SELECT id, user, host, db, time, state, LEFT(info, 100) AS query
FROM information_schema.processlist
WHERE command != 'Sleep'
ORDER BY time DESC;

-- Who is blocking who?
SELECT
  r.trx_id AS waiting_trx,
  r.trx_mysql_thread_id AS waiting_thread,
  b.trx_id AS blocking_trx,
  b.trx_mysql_thread_id AS blocking_thread,
  b.trx_query AS blocking_query
FROM information_schema.innodb_lock_waits w
JOIN information_schema.innodb_trx b ON b.trx_id = w.blocking_trx_id
JOIN information_schema.innodb_trx r ON r.trx_id = w.requesting_trx_id;

-- Kill a blocking query
KILL <blocking_thread_id>;

Slow queries

-- Top slow queries (requires slow_query_log = ON or performance_schema)
SELECT
  digest_text,
  count_star AS calls,
  round(avg_timer_wait / 1e9, 2) AS avg_ms,
  round(sum_timer_wait / 1e9, 2) AS total_ms
FROM performance_schema.events_statements_summary_by_digest
ORDER BY sum_timer_wait DESC
LIMIT 10;

Grafana Dashboard Structure [I]

Dashboard 1: MySQL Overview

Row 1 — Health
  [Stat] mysql_up    [Stat] Replica lag (max)    [Stat] Threads running

Row 2 — Connections
  [Graph] threads_connected over time
  [Gauge] Connection utilization %

Row 3 — Throughput
  [Graph] Queries/sec    [Graph] Slow queries/sec
  [Graph] Commits/sec    [Graph] Rollbacks/sec

Row 4 — InnoDB
  [Graph] Buffer pool hit ratio (target > 99%)
  [Graph] Row lock waits/sec    [Stat] Avg lock wait ms

Row 5 — Replication
  [Graph] Seconds_behind_master per replica
  [Stat] IO thread    [Stat] SQL thread

Row 6 — Disk
  [Graph] /var/lib/mysql disk usage %
  [Graph] Binlog size

Dashboard 2: Replication Health

Row 1 — [Graph] Per-replica lag (one line per replica)
Row 2 — [Stat] IO thread running per replica
Row 3 — [Stat] SQL thread running per replica
Row 4 — [Graph] Replica queries/sec (read load distribution)

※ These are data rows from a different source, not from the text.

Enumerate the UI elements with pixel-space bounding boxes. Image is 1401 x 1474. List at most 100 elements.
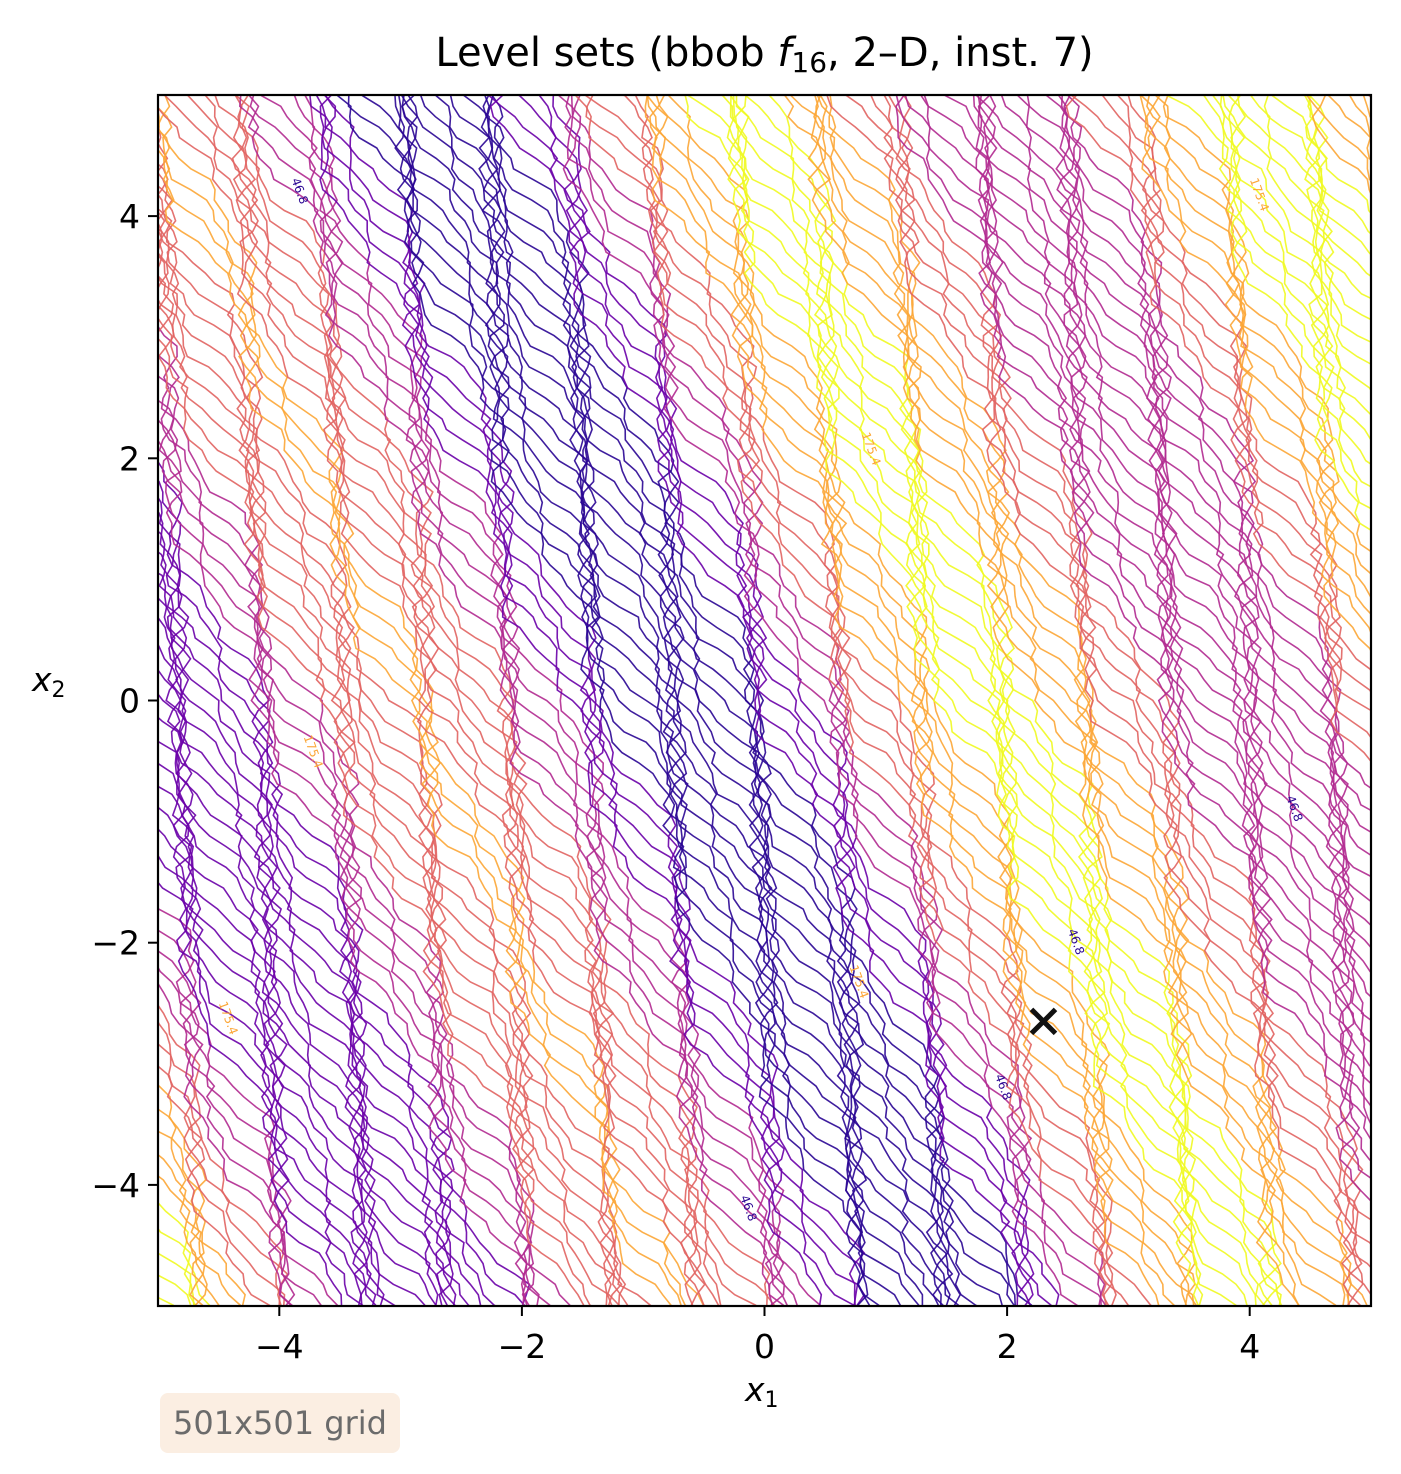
contour-line <box>1228 95 1371 416</box>
contour-line <box>158 439 528 1306</box>
title-function-name: f <box>777 30 792 76</box>
title-prefix: Level sets (bbob <box>435 30 778 76</box>
contour-line <box>158 929 323 1306</box>
contour-line <box>977 95 1371 998</box>
contour-line <box>1044 95 1371 878</box>
chart-title: Level sets (bbob f16, 2–D, inst. 7) <box>158 28 1371 78</box>
contour-line <box>904 95 1371 1163</box>
x-tick-label: −2 <box>498 1327 547 1366</box>
contour-line <box>972 95 1371 1085</box>
contour-line <box>158 949 295 1306</box>
contour-line <box>1249 95 1371 344</box>
contour-line <box>158 965 296 1306</box>
contour-line <box>186 95 706 1306</box>
contour-line <box>360 95 881 1306</box>
contour-line <box>158 208 619 1306</box>
contour-line <box>158 572 454 1306</box>
contour-line <box>646 95 1177 1306</box>
contour-line <box>888 95 1371 1246</box>
optimum-marker-stroke <box>1029 1007 1058 1036</box>
contour-line <box>1219 95 1371 466</box>
contour-line <box>158 1065 272 1306</box>
contour-line <box>158 122 653 1306</box>
contour-line <box>158 418 532 1306</box>
y-axis-ticks: −4 −2 0 2 4 <box>91 197 158 1205</box>
contour-line <box>564 95 1106 1306</box>
contour-line <box>1162 95 1371 553</box>
contour-line <box>158 274 593 1306</box>
contour-line <box>1396 75 1401 1326</box>
contour-line <box>0 75 48 1326</box>
contour-line <box>158 828 377 1306</box>
contour-line <box>204 95 720 1306</box>
x-axis-label-subscript: 1 <box>764 1388 779 1413</box>
contour-line <box>0 75 8 1326</box>
contour-line <box>158 806 372 1306</box>
contour-line <box>585 95 1117 1306</box>
contour-line <box>320 95 856 1306</box>
contour-line <box>234 95 776 1306</box>
contour-line <box>319 95 866 1306</box>
contour-line <box>783 95 1300 1306</box>
contour-line <box>538 95 1053 1306</box>
contour-line <box>259 95 785 1306</box>
contour-line <box>1271 95 1371 300</box>
contour-line <box>1116 95 1371 694</box>
x-tick-label: −4 <box>255 1327 304 1366</box>
contour-line <box>0 75 167 1326</box>
contour-line <box>158 616 449 1306</box>
contour-line <box>292 95 800 1306</box>
contour-line <box>158 95 706 1306</box>
contour-line <box>158 1019 289 1306</box>
contour-line <box>790 95 1303 1306</box>
y-axis-label-base: x <box>32 660 52 699</box>
contour-line <box>646 95 1196 1306</box>
contour-line <box>158 716 397 1306</box>
contour-line <box>976 95 1371 1068</box>
contour-line <box>687 95 1202 1306</box>
contour-line <box>649 95 1195 1306</box>
contour-line <box>729 95 1257 1306</box>
contour-line <box>0 75 52 1326</box>
contour-line <box>0 75 36 1326</box>
x-tick-label: 2 <box>997 1327 1018 1366</box>
contour-line <box>585 95 1114 1306</box>
y-tick-label: 4 <box>119 197 140 236</box>
contour-line <box>1127 95 1371 673</box>
x-axis-label: x1 <box>745 1370 779 1412</box>
contour-line <box>158 692 427 1306</box>
contour-line <box>1201 95 1371 510</box>
contour-line <box>158 854 365 1306</box>
contour-line <box>813 95 1350 1306</box>
contour-lines <box>0 75 1401 1326</box>
contour-line <box>158 762 378 1306</box>
contour-line <box>1235 95 1371 366</box>
contour-line <box>1139 95 1371 616</box>
contour-line <box>1016 95 1371 927</box>
contour-line <box>158 881 343 1306</box>
contour-line <box>1060 95 1371 812</box>
contour-line <box>158 141 627 1306</box>
contour-line <box>232 95 769 1306</box>
contour-line <box>1026 95 1371 903</box>
contour-line <box>158 1042 286 1306</box>
x-axis-label-base: x <box>745 1370 765 1409</box>
contour-line <box>654 95 1196 1306</box>
contour-line <box>336 95 871 1306</box>
contour-line <box>810 95 1346 1306</box>
contour-line <box>158 128 682 1306</box>
x-axis-ticks: −4 −2 0 2 4 <box>255 1306 1260 1366</box>
contour-line <box>1212 95 1371 488</box>
contour-line <box>158 325 572 1306</box>
contour-line <box>158 460 531 1306</box>
contour-line <box>158 106 688 1306</box>
contour-line <box>983 95 1371 1022</box>
contour-line <box>1058 95 1371 834</box>
contour-line <box>158 740 385 1306</box>
title-function-subscript: 16 <box>791 46 828 79</box>
contour-line <box>644 95 1160 1306</box>
contour-line <box>315 95 866 1306</box>
contour-line <box>249 95 786 1306</box>
contour-line <box>401 95 924 1306</box>
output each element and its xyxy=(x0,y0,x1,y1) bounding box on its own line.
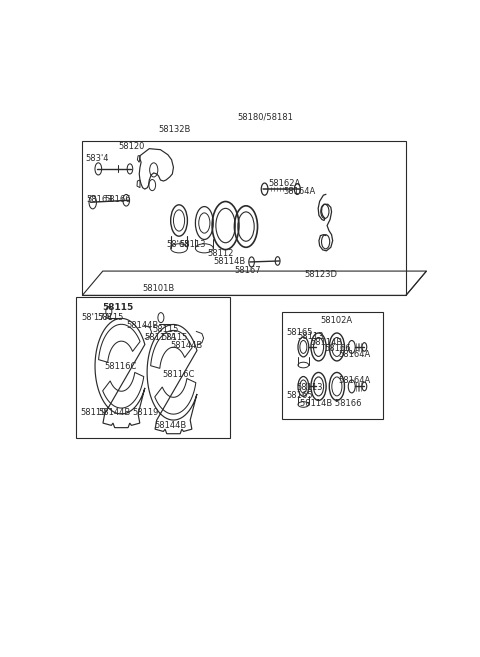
Text: 58120: 58120 xyxy=(119,142,145,150)
Text: 58144B: 58144B xyxy=(98,408,130,417)
Text: 58163: 58163 xyxy=(87,194,113,204)
Text: 58180/58181: 58180/58181 xyxy=(238,112,294,122)
Text: 58167: 58167 xyxy=(234,265,261,275)
Text: 58164A: 58164A xyxy=(338,350,371,359)
Text: 58'17A: 58'17A xyxy=(82,313,111,322)
Text: 58115: 58115 xyxy=(161,333,188,342)
Text: 58112: 58112 xyxy=(207,249,233,258)
Text: 58115: 58115 xyxy=(97,313,123,322)
Text: 58101B: 58101B xyxy=(143,284,175,293)
Text: 58166: 58166 xyxy=(325,344,351,353)
Text: 58119: 58119 xyxy=(132,408,159,417)
Text: 58115: 58115 xyxy=(102,303,133,312)
Bar xyxy=(76,298,230,438)
Text: 58113: 58113 xyxy=(297,332,324,342)
Text: 58123D: 58123D xyxy=(305,269,338,279)
Text: 58116C: 58116C xyxy=(104,362,136,371)
Text: 58113: 58113 xyxy=(296,383,323,392)
Text: 58164A: 58164A xyxy=(338,376,371,385)
Text: 58116C: 58116C xyxy=(162,371,195,379)
Text: 58113: 58113 xyxy=(180,240,206,249)
Text: 58117A: 58117A xyxy=(145,333,177,342)
Text: 58166: 58166 xyxy=(105,194,131,204)
Text: 58144B: 58144B xyxy=(155,421,187,430)
Text: 58144B: 58144B xyxy=(171,342,203,350)
Text: 58164A: 58164A xyxy=(283,187,315,196)
Text: 58'65: 58'65 xyxy=(166,240,190,249)
Text: 58115: 58115 xyxy=(152,325,179,334)
Bar xyxy=(282,311,383,419)
Text: 58114B 58166: 58114B 58166 xyxy=(300,399,361,408)
Text: 58119: 58119 xyxy=(81,408,107,417)
Text: 58114B: 58114B xyxy=(310,338,342,348)
Text: 58114B: 58114B xyxy=(214,258,246,267)
Text: 58132B: 58132B xyxy=(158,125,191,134)
Text: 58162A: 58162A xyxy=(268,179,300,188)
Text: 58165: 58165 xyxy=(286,328,312,337)
Text: 583'4: 583'4 xyxy=(85,154,109,163)
Text: 58102A: 58102A xyxy=(321,316,352,325)
Text: 58165: 58165 xyxy=(286,390,312,399)
Text: 58144B: 58144B xyxy=(126,321,158,330)
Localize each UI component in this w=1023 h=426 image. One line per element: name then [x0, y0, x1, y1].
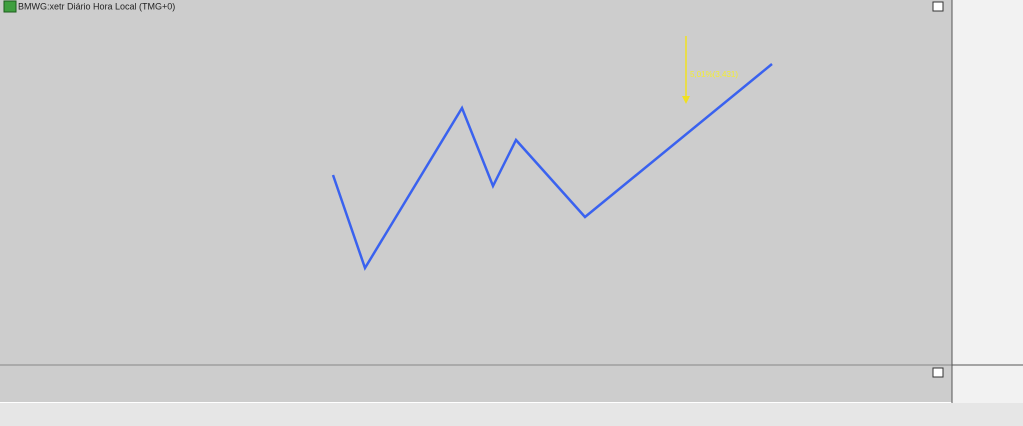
annotation: 5,01%(3,431): [690, 70, 738, 79]
chart-title[interactable]: BMWG:xetr Diário Hora Local (TMG+0): [18, 1, 175, 11]
price-axis: [952, 0, 1023, 404]
window-button[interactable]: [932, 367, 944, 378]
zigzag-drawing: [331, 63, 773, 271]
price-pane: [0, 0, 952, 364]
window-button[interactable]: [932, 1, 944, 12]
obv-pane: [0, 366, 952, 402]
symbol-icon[interactable]: [3, 0, 17, 13]
arrow-head: [682, 96, 690, 104]
date-axis: [0, 403, 1023, 426]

PostgreSQL: Key Differences [B]

For PostgreSQL, use postgres_exporter instead. Core differences from MySQL monitoring:

Concern MySQL metric PostgreSQL metric
DB up mysql_up pg_up
Connections mysql_global_status_threads_connected pg_stat_activity_count
Replication lag mysql_slave_status_seconds_behind_master pg_replication_lag
Lock waits mysql_global_status_innodb_row_lock_waits pg_locks_count{granted="false"}
Cache hit InnoDB buffer pool hit ratio pg_stat_database_blks_hit / (blks_hit + blks_read)
Slow queries performance_schema pg_stat_statements (extension)

PostgreSQL-specific: watch n_dead_tup (bloat) and autovacuum lag — no MySQL equivalent.


Tool Comparison [B]

Tool Best for Limitations
Prometheus + Grafana Self-managed, EC2-hosted, full control Setup overhead
CloudWatch RDS / Aurora, zero setup Limited granularity, cost at scale
Datadog Unified app + DB + infra Cost, vendor lock-in
RDS Performance Insights Deep query analysis on RDS/Aurora RDS-only
PMM (Percona Monitoring) MySQL/PostgreSQL, open-source, rich DB UI Self-hosted overhead
pt-query-digest Offline slow log analysis Not real-time
mytop / innotop Live MySQL process monitor (like top) Terminal only, no history

PMM (Percona Monitoring and Management) is worth considering for MySQL-heavy environments — it wraps mysqld_exporter + Grafana dashboards + query analytics in one self-hosted package.